‘You know… I feel guilty about it. But sometimes I feel… grateful. Like, this is the way it was meant to be.’ He regretted it as soon as he said it. The words hadn’t come out quite right. What he’d meant to say was that when he looked out at his life, he liked to think that some silent power in the universe or the shining hand of destiny had brought him to the gates of Dalton, on the eve of the launch, at just the right moment. Yes, a girl he’d never really known had died, and, yes, that was tragic. But the fact remained, as inescapable as plain subtraction: if she had made it, then he wouldn’t have. Was it wrong to be glad?
When Juno looked up her eyes were brimming with tears.
‘Meant to be? Meant to be that my friend jumped into a river? Meant to be that she died alone and helpless and our teachers leapt over her grave to find a replacement?’
A knife-twist of guilt. Jesse shuddered, tripping over to take back his words.

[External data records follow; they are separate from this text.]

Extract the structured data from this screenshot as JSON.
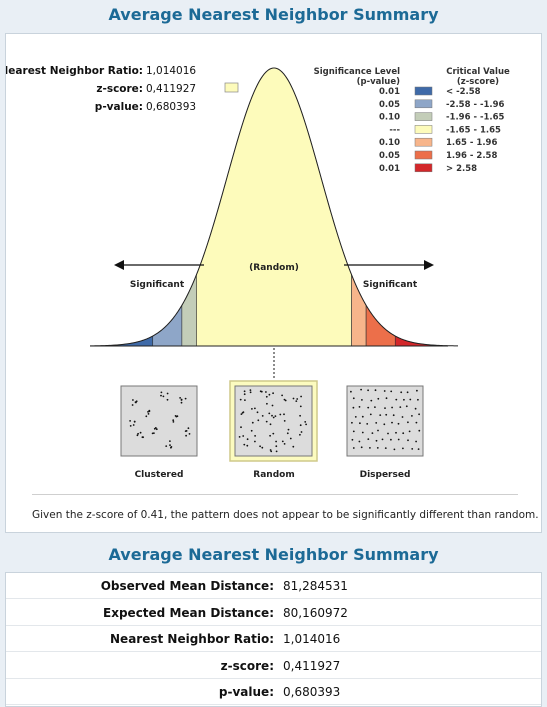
{
  "titles": {
    "summary_title": "Average Nearest Neighbor Summary",
    "table_title": "Average Nearest Neighbor Summary"
  },
  "stats": {
    "nn_ratio_label": "Nearest Neighbor Ratio:",
    "nn_ratio_value": "1,014016",
    "z_label": "z-score:",
    "z_value": "0,411927",
    "p_label": "p-value:",
    "p_value": "0,680393"
  },
  "legend": {
    "significance_header_1": "Significance Level",
    "significance_header_2": "(p-value)",
    "critical_header_1": "Critical Value",
    "critical_header_2": "(z-score)",
    "rows": [
      {
        "p": "0.01",
        "z": "< -2.58",
        "color": "#3f6aa8"
      },
      {
        "p": "0.05",
        "z": "-2.58 - -1.96",
        "color": "#8ea6c8"
      },
      {
        "p": "0.10",
        "z": "-1.96 - -1.65",
        "color": "#c3cdb8"
      },
      {
        "p": "---",
        "z": "-1.65 - 1.65",
        "color": "#fdfbbb"
      },
      {
        "p": "0.10",
        "z": "1.65 - 1.96",
        "color": "#f7b58b"
      },
      {
        "p": "0.05",
        "z": "1.96 - 2.58",
        "color": "#ec6f4a"
      },
      {
        "p": "0.01",
        "z": "> 2.58",
        "color": "#d3272a"
      }
    ]
  },
  "curve": {
    "random_label": "(Random)",
    "significant_left": "Significant",
    "significant_right": "Significant",
    "z_score": 0.41
  },
  "patterns": {
    "clustered": "Clustered",
    "random": "Random",
    "dispersed": "Dispersed"
  },
  "caption": "Given the z-score of 0.41, the pattern does not appear to be significantly different than random.",
  "table": [
    {
      "label": "Observed Mean Distance:",
      "value": "81,284531"
    },
    {
      "label": "Expected Mean Distance:",
      "value": "80,160972"
    },
    {
      "label": "Nearest Neighbor Ratio:",
      "value": "1,014016"
    },
    {
      "label": "z-score:",
      "value": "0,411927"
    },
    {
      "label": "p-value:",
      "value": "0,680393"
    }
  ]
}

‘No, I didn’t mean – I didn’t mean…’
‘Save it…’ Juno slammed her laptop shut and left the room.
LATER ON, WHEN HE was in the greenhouse, Jesse replayed the words in his head and groaned. ‘What’s wrong with me?’ he said out loud, although there was no one to hear. He let the spider crawl up his arm and stayed there for a long while before he heard footsteps clambering up the ladder. For just a second his heart jumped, and he was sure it was Juno, come to rescue him from himself. He had already practised his apology.
Only, when he saw the blond head of hair, his spirits sank further.
‘Hey,’ Harry said. Jesse sat up.
‘Hey.’ From his vantage point, Harry looked frighteningly tall.
‘I hear you want to be one of us. Part of the team.’
‘I was picked. Just like you,’ Jesse said. ‘I
‘Okay.’ Harry smiled. ‘I think it’s time for you to try and prove it.’
Chapter 17
HARRY
IN HARRY’S EARLIEST MEMORY, he is playing chess opposite his father in the dining room. He’s so small that his feet do not yet touch the marble floor. His father is teaching him how the knight captures – in an L shape, two squares vertically and one square horizontally, or vice versa. To demonstrate this principle, his father arranges every pawn on the board in a circle around the knight and asks Harry which pieces he can capture. Each time he reaches his hand to touch the wrong one, his father smacks it back, resulting in a hideous stalemate. Harry is terrified and tired, and even when he picks the correct one, his father, rightly, accuses him of ‘just guessing’.
Harry’s eyes roll with sleepiness. ‘I don’t care anymore,’ he whispers, realizing as he says it that it’s true. ‘Please, can I just go to bed?’ The weight of his exhaustion like a millstone around him. ‘Why is this important?’
Harry can’t remember the exact words but his father told him then, and kept telling him, that chess was everything. That if he understood chess he’d understand life. A notion so gorgeously simple that, even now, Harry hopes it is true.
At thirteen years and eleven months, his father had been the youngest chess grandmaster in the world, a title finally snatched from him in 1999 by Bu Xiangzhi. Harry never reached anything close to his father’s formidable mastery, but those early lessons in logic and strategic thinking had almost certainly contributed to his eventual success at Dalton. Harry had learned from his father about the importance of constant practice, a principle he applied even before he was streamed into Command School as a possible contender for the position of pilot of the
In fact, the only time in his life that Harry had failed to practise had been a Saturday morning eighteen months before the launch, when the sky above his dormitory had filled with smoke. He’d emerged from the shower to find the grounds swarming with paramedics, the police evacuating all the students. Harry heard that his roommate, Jack Redcliffe, had crashed the academy’s Cessna 172. The cause, he later learned, was engine failure that, the coroner’s report claimed coldly, was due to ‘pilot error’.
Pilot error: words that had rattled through the bones in Harry’s head every day since then. It had not been the first time someone had died at Dalton, and it would not be the last. But Command School was closed for half a day, all flights grounded, and a few pupils were assigned a counsellor and sent home for the rest of the week to recover. Including Harry himself, against his will.